We start to back off and we see that the attention we were getting has now been taken away. It must have been caused by something we did. ‘I must never do it again’ we tell ourselves. The removal of attention can be a powerful thing. What if we didn’t do anything wrong? What if we didn’t do anything at all and yet, the attention was taken away? Then, life takes a turn where we feel we need to actively seek attention or it will be taken away from us. We start to assume – If I do nothing, I will be ignored.
“But the hearts of small children are delicate organs. A cruel beginning in this world can twist them into curious shapes. The heart of a hurt child can shrink so that forever afterward it is hard and pitted as the seed of a peach. Or again, the heart of such a child may fester and swell until it is a misery to carry within the body, easily chafed and hurt by the most ordinary things.”
Carson McCullers, The Ballad of the Sad Café and Other Stories
A feeling of belonging
As we progress in life, we see this assumption becoming stronger. As innocent children who take inspiration about the world from the little world around us, we know no better. At that stage, it is not in our capacity to understand that people do not take attention away from us, they put it into something else. It might not naturally occur to us that our parents, caregivers or the people close to us have a low capacity for attention or that their work or some part of their life is their primary focus. What has happened with us has happened with others too and even our caregivers are products of their own childhood experience which undoubtedly had similar roots. When attention is taken away from us, we start to feel separate. The joy of being the center of attention was not merely the satisfaction of being looked at, it was more than that. Or rather, it was simpler than that. As babies we do not have this desire to be the center, but we naturally are. In that attention, we get the greatest affirmation we need in our lives – we belong. Acceptance into a community of human beings is an integral part of feeling like one has arrived and is welcomed into humanity. The pain of separation through the withholding of attention, negates that primal feeling and starts us on a neurotic path of regaining that paradise lost.
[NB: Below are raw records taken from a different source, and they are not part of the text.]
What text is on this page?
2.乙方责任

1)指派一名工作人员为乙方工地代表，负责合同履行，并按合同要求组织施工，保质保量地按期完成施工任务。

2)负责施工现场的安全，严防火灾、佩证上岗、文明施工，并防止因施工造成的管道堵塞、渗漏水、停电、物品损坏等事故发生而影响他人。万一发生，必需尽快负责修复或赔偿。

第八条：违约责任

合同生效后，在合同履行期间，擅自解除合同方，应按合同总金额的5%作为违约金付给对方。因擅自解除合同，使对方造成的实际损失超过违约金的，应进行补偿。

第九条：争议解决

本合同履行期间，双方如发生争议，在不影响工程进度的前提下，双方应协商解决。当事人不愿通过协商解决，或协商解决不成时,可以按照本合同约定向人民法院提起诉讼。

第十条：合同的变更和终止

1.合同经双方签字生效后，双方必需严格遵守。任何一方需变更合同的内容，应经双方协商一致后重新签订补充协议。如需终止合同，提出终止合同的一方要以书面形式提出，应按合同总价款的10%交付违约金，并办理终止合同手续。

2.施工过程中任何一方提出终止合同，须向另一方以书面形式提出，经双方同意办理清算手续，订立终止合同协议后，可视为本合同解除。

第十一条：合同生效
However, we must give ourselves understanding and forgiveness so that we can start to release this ‘pain of separation’.
How much attention is enough attention? If the desire for attention comes from this pain of separation then we wish to someday have that kind of attention that will dissolve this pain. But it is the pain we carry with us and the balm of some quick and easy attention only gives temporary respite. It becomes painful and difficult to be alone. The deeper the hurt and separation, the stronger the need for attention. Undoubtedly, the need for attention arises on a spectrum. There are people who are reticent, hermits or just like to be by themselves. They can be placed on the lower end of that spectrum. Then there are people who thrive in the limelight and will do a lot to keep themselves there. They could be placed on the higher end of the spectrum. The important thing to remember is that it is natural for us all to desire some form of attention or another. The question we are exploring here is – where does attention go from abundance to excess?
“The hunger for attention is an enemy of self-love.”